The Soviet Union long dismissed reports of unidentified flying objects as mere flights of Western fancy, and the party newspaper Pravda on one occasion derided them as "fairy tales." Pravda will have to change its mind: the Kremlin itself has now decided to keep a closer eye out for flying saucers. After a flurry of UFO sightings in recent weeks, many of them by presumably reliable Aeroflot and military pilots, the Soviet Union has named a team of 18 scientists and air force officers, backed by 1,000 field observers, to study the phenomenon in the Red skies.
Appropriately enough, the Communist UFOs tend to sickle shapes rather than full saucers. Moscow Aviation Institute's Professor Fedor Y. Zigel, who is plugging for a joint UFO investigation by Soviet, U.S. and other scientists, says that one flaming "sickle" over the Ukraine even executed evasive maneuvers when tracked by a plane. Zigel tantalized Moscow TV viewers two weeks ago by raising the possibility that, while such observations could be due to optical illusions or mischievous atmospherics, they might also mean visitors from another world.

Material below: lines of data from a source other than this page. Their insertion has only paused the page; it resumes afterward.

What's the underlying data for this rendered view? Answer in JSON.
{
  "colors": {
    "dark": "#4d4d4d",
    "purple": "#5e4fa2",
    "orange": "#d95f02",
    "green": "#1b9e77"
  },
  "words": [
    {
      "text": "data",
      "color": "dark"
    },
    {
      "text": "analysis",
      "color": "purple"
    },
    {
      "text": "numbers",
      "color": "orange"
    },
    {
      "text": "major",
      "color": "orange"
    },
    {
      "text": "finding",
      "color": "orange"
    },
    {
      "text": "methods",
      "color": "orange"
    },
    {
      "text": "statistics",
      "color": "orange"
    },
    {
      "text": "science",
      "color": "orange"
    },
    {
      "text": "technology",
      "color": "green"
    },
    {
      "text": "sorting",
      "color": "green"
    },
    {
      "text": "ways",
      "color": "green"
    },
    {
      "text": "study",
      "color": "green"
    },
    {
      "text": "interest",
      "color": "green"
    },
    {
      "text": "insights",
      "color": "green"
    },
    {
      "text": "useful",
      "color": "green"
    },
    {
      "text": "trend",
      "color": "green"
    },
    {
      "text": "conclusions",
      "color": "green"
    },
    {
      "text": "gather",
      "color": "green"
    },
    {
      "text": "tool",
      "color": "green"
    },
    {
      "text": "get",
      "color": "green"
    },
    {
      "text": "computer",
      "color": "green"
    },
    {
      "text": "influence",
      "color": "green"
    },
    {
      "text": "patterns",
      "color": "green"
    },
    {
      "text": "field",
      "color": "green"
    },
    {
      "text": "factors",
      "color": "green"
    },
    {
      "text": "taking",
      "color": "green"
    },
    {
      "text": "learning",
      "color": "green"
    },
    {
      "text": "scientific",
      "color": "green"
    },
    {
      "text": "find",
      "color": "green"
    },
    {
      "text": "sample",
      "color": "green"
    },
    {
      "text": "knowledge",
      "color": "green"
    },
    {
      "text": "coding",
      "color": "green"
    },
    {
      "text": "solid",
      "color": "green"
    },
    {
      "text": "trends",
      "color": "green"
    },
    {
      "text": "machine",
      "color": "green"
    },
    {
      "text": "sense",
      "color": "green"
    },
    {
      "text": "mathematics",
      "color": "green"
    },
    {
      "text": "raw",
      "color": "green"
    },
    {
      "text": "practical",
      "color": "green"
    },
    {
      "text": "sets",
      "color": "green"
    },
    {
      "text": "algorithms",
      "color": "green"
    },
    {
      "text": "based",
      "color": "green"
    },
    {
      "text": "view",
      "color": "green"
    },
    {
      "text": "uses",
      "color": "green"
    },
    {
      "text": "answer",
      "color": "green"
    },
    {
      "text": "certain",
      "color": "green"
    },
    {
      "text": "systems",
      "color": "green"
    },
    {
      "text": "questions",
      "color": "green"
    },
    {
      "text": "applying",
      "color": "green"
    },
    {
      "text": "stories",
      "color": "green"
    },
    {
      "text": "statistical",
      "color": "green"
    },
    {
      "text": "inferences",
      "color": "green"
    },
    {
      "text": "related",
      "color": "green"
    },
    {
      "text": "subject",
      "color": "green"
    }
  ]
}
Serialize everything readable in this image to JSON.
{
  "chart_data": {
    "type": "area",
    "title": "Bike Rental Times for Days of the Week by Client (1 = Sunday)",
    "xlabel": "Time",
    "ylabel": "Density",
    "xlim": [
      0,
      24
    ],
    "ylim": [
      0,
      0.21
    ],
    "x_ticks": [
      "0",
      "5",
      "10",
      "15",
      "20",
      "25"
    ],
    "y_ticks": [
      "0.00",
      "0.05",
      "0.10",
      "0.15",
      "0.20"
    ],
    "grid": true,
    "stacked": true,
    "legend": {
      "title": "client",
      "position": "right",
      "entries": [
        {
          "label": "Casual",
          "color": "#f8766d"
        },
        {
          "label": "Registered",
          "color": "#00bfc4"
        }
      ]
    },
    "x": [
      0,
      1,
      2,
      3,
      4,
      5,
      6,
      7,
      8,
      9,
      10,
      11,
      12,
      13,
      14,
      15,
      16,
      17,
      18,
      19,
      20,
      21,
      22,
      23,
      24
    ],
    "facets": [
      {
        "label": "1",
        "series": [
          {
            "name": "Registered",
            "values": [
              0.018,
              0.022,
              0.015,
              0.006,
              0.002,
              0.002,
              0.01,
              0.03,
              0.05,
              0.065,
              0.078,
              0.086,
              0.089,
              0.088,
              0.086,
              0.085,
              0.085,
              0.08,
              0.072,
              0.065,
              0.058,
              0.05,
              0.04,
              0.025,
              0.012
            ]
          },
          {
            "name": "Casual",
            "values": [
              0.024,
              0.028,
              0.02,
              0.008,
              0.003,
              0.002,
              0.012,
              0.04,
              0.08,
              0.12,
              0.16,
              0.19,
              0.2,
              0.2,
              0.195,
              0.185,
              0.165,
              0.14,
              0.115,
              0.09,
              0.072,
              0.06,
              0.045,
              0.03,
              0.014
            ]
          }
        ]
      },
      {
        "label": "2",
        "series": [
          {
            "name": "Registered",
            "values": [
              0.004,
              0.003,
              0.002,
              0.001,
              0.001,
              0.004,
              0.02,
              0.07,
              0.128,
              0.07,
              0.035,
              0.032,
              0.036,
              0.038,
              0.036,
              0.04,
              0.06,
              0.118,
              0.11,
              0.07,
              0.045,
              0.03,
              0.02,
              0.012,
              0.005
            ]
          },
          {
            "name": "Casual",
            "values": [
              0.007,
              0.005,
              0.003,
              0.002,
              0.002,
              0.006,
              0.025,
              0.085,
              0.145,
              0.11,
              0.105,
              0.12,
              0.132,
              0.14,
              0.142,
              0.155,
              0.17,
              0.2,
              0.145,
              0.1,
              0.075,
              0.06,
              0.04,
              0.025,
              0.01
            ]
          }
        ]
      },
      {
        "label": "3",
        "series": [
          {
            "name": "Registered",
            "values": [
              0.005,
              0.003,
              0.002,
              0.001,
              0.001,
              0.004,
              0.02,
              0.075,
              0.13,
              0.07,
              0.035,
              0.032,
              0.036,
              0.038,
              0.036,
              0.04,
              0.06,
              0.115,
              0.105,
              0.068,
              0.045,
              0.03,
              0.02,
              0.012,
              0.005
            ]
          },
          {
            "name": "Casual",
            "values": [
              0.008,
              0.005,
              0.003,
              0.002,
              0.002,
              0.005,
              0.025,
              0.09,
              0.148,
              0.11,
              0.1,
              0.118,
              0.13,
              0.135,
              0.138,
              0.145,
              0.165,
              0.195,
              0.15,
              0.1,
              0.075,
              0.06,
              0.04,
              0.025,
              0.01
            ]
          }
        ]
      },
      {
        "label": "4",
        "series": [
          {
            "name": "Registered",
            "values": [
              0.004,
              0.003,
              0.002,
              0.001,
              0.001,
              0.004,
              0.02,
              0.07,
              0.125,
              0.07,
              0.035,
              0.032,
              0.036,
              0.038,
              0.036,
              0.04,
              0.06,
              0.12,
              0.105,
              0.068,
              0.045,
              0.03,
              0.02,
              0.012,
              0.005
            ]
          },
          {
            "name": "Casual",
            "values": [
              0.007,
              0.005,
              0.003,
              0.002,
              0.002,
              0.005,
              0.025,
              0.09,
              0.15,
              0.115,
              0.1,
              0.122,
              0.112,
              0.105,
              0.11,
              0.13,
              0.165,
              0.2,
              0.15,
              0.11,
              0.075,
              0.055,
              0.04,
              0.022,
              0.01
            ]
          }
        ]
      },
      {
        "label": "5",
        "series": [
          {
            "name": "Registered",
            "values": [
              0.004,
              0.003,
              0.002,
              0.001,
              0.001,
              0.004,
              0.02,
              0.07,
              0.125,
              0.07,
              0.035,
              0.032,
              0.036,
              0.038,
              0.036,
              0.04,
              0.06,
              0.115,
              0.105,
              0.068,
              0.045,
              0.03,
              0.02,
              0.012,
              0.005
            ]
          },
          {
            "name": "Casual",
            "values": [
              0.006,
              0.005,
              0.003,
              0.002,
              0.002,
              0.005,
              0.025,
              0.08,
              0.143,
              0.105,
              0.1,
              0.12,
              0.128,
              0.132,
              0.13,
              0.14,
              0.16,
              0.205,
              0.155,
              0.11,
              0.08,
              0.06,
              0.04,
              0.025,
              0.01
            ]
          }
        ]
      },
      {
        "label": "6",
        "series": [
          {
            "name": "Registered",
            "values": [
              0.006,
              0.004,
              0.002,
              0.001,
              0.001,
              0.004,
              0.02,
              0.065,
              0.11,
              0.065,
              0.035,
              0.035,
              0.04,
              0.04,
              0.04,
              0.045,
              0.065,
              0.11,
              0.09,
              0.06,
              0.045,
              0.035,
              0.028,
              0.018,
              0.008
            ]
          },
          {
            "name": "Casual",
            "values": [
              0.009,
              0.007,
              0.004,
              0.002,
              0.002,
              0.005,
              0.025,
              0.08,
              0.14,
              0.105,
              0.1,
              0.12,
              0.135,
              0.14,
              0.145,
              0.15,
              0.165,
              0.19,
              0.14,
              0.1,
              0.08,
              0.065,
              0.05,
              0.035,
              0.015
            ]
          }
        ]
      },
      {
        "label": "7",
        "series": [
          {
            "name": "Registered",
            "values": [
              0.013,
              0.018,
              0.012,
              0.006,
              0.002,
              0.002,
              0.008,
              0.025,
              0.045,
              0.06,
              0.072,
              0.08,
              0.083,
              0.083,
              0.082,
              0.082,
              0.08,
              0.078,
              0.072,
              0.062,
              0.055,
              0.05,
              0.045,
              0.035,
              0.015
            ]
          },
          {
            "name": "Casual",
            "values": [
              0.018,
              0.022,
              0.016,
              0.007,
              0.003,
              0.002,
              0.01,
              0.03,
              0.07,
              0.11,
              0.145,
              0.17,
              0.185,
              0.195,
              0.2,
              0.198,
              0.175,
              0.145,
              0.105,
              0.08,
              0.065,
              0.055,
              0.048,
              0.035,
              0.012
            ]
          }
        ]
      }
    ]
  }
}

Once their existence was officially acknowledged by Moscow, UFOs began popping up all over the East bloc. The Bulgarians have reported "a huge, shining body" over Sofia, the Czechs have seen flat, multicolored disks spinning over Bratislava, and Poland's Institute of Hydrology and Meteorology has ordered a watch on all "mysterious space vehicles." UFOs have been particularly ubiquitous in Yugoslavia, whose press has gleefully recounted a Montenegrin shepherd's report of a whistling, skyscraper-high UFO, told of UFOs streaking over the Istrian port of Koper, and detailed Truck Driver Milika Scepanović's brush with two saucers on the Kovina-Ivangrad road last week.
As in the West, there are skeptics. Some Soviet scientists consider Professor Zigel to be something of a showman. Yugoslav Astronomer Tatomir Anzelić, in a revealing comment about contemporary Eastern European life, says: "So many people are taking drugs, it's no wonder they are prepared to believe that the Martians are coming." The Poles, who have had an abundance of UFOs but a shortage of meat, are whimsical; they are saying that it is really too bad that the flying platters are as empty as those on earth.